L’incontro dell’altra sera tra Joe Biden e Kevin McCarthy non è stato sufficiente a sbloccare l’impasse sull’innalzamento del tetto al debito pubblico degli Stati Uniti, che rimane fissato a 31.400 miliardi di dollari. Lo speaker della Camera ha parlato comunque di un confronto produttivo e ha fatto trapelare ottimismo sulla possibilità di un accordo tra Repubblicani e Democratici.
Accordo che la Casa Bianca vuole raggiungere perché, come ha spiegato il Presidente in un tweet, se gli Usa facessero default, 8 milioni di americani potrebbero rimanere senza lavoro, i conti pensionistici subirebbero un duro colpo e il Paese cadrebbe in recessione. Abbiamo fatto il punto con Mario Deaglio, Professore emerito di Economia internazionale all’Università di Torino.
Professore, siamo di fronte a una questione di mera politica interna o ci possono essere conseguenze fuori dai confini americani?
Poiché il dollaro è la moneta utilizzata per le principali transazioni finanziarie e commerciali mondiali, ci sarebbero conseguenze anche fuori dagli Stati Uniti. Portato alle estreme conseguenze, un default minerebbe la fiducia nei titoli di stato americani come investimento diretto o come garanzia. Il dollaro si svaluterebbe, le importazioni diventerebbero più costose, con riflessi anche sulle esportazioni del resto del mondo, e questo aumenterebbe l’inflazione negli Usa.
Un ulteriore innalzamento del debito non finirebbe comunque per indebolire il dollaro?
Quando una moneta è dominante, più utilizzata negli scambi globali, per continuare a esserlo occorre che sia facilmente disponibile e quindi il Paese che la emette deve avere il bilancio in deficit. Ai tempi dell’Inghilterra imperiale fu necessario cercare oro in Sudafrica per fare in modo che ci fossero abbastanza sterline in circolazione.
E per gli Stati Uniti questo ruolo del dollaro come valuta di riferimento globale deve essere mantenuto…

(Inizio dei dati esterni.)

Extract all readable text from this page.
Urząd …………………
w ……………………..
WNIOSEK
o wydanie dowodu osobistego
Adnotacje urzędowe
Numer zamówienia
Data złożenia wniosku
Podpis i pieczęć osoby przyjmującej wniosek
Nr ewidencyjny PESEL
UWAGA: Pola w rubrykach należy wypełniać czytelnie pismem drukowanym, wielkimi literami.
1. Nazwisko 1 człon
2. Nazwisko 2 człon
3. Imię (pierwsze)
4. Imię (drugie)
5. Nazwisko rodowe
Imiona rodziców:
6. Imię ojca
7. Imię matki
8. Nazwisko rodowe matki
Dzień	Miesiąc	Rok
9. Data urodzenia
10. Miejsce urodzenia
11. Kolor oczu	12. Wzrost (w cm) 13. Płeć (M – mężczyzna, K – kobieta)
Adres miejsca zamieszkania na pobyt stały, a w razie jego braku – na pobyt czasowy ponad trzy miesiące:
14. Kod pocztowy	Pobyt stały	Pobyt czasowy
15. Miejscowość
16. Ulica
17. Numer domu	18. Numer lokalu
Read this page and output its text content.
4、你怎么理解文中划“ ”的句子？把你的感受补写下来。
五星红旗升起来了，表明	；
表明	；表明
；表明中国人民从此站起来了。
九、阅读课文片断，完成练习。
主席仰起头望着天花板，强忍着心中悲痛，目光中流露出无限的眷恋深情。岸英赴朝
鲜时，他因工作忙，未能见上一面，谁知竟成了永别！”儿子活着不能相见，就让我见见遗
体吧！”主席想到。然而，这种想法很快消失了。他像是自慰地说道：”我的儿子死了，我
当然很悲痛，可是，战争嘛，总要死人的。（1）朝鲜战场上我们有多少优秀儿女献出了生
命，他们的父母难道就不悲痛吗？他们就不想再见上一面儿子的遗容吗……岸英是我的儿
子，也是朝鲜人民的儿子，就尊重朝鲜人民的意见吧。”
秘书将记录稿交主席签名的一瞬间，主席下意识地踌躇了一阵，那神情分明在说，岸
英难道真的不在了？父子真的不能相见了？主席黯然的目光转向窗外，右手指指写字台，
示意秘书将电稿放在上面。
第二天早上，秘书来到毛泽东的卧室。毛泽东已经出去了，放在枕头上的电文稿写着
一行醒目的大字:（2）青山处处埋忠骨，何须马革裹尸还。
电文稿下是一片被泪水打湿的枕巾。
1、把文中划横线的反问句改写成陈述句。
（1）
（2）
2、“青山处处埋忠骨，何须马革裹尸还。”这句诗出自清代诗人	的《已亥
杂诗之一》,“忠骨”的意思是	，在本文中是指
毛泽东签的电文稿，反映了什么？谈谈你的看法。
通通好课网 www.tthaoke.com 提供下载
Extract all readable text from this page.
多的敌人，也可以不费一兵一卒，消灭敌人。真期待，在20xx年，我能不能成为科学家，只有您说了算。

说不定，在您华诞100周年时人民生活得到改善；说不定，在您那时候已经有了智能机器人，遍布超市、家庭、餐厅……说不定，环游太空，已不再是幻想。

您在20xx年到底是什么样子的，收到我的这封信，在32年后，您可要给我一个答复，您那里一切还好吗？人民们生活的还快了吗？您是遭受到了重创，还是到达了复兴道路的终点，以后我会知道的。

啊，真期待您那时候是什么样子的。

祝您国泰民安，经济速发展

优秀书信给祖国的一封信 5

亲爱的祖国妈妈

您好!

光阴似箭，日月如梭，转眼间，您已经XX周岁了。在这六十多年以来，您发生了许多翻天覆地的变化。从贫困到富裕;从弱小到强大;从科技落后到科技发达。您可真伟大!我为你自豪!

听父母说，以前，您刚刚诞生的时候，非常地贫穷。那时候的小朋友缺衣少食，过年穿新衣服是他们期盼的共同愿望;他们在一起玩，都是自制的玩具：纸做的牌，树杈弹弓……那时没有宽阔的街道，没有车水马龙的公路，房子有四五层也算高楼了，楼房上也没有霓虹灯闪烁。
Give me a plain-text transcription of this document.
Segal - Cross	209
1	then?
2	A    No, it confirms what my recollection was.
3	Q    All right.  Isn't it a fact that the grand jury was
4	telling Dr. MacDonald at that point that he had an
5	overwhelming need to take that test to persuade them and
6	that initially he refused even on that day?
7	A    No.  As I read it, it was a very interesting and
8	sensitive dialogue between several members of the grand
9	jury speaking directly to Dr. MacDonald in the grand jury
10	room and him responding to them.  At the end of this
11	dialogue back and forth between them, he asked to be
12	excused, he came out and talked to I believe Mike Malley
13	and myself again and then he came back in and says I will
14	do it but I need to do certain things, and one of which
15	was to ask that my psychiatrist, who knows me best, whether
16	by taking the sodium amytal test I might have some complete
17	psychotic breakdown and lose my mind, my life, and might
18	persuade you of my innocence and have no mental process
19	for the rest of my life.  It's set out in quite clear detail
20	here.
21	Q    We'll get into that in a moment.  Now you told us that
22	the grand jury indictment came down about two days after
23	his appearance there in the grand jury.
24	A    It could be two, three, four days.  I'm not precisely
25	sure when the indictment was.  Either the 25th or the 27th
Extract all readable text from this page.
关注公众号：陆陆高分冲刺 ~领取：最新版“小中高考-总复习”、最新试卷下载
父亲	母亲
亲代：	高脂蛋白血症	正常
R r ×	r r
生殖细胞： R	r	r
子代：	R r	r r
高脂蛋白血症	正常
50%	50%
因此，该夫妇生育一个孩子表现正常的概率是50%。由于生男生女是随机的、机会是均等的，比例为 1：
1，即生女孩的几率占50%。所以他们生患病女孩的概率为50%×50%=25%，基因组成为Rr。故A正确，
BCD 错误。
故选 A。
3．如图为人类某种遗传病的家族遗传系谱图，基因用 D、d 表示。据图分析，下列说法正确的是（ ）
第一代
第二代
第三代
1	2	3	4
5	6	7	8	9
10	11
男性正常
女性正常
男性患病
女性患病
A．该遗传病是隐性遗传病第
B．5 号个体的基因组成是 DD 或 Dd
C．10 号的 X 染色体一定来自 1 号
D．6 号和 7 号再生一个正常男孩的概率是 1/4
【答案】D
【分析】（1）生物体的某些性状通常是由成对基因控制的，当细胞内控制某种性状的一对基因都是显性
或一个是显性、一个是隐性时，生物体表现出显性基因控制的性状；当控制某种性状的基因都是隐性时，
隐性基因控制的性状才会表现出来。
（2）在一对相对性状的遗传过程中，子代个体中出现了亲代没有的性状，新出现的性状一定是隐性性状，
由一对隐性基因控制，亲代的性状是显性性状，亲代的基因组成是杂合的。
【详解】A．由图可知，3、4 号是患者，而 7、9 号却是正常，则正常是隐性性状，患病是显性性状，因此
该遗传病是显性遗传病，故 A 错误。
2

Sì, quindi è molto importante che si raggiunga un accordo, anche se questa volta, rispetto al passato, sembra più lontano. Chiaramente bisogna che poi il Pil continui a crescere per fare in modo che l’aumento del debito/Pil resti contenuto.
Quanto questa partita si incrocia con le manovre di politica monetaria della Fed?
Direi parecchio, perché il primo obiettivo della Fed è tenere l’inflazione sotto controllo e l’aumento del debito, e quindi della quantità di moneta in circolazione, ne complica il raggiungimento. Ma, come detto prima, anche un indebolimento del dollaro in caso di default potrebbe portare a un incremento dell’inflazione, per cui non è facile trovare una quadra.
In entrambi i casi, per contenere l’inflazione la Fed dovrebbe alzare ancora i tassi e questo potrebbe creare problemi sia all’economia che al sistema bancario già piuttosto provato negli Stati Uniti…
Sì, è così. La situazione è piuttosto complicata e si intreccia con questioni di politica estera. Pensiamo anche a cosa vorrebbe dire non aumentare il tetto al debito rispetto agli aiuti militari all’Ucraina: gli Stati Uniti non potrebbero finanziare e sostenere Kiev a lungo. La Cina, intanto, sta approfittando di questa debolezza politica americana non solo rilanciando il ruolo internazionale dello yuan, ma anche rispondendo alla National Security Strategy della Casa Bianca con la messa al bando dei microchip dell’americana Micron.
Sarà difficile per Biden convincere McCarthy e i Repubblicani a dare il loro assenso all’innalzamento del tetto al debito?
Non è che i Repubblicani non vogliano in assoluto l’innalzamento. Il punto è che in cambio del loro assenso chiedono un taglio di alcune spese sociali che sostengono l’elettorato democratico. Si tratta, quindi, di arrivare a un compromesso nell’anno che precede il voto per la Casa Bianca. In Italia siamo abituati a una politica che non forza mai fino in fondo le situazioni, ma non è detto che in America sia così: abbiamo visto del resto cittadini che hanno invaso il Parlamento perché non soddisfatti del risultato delle ultime presidenziali.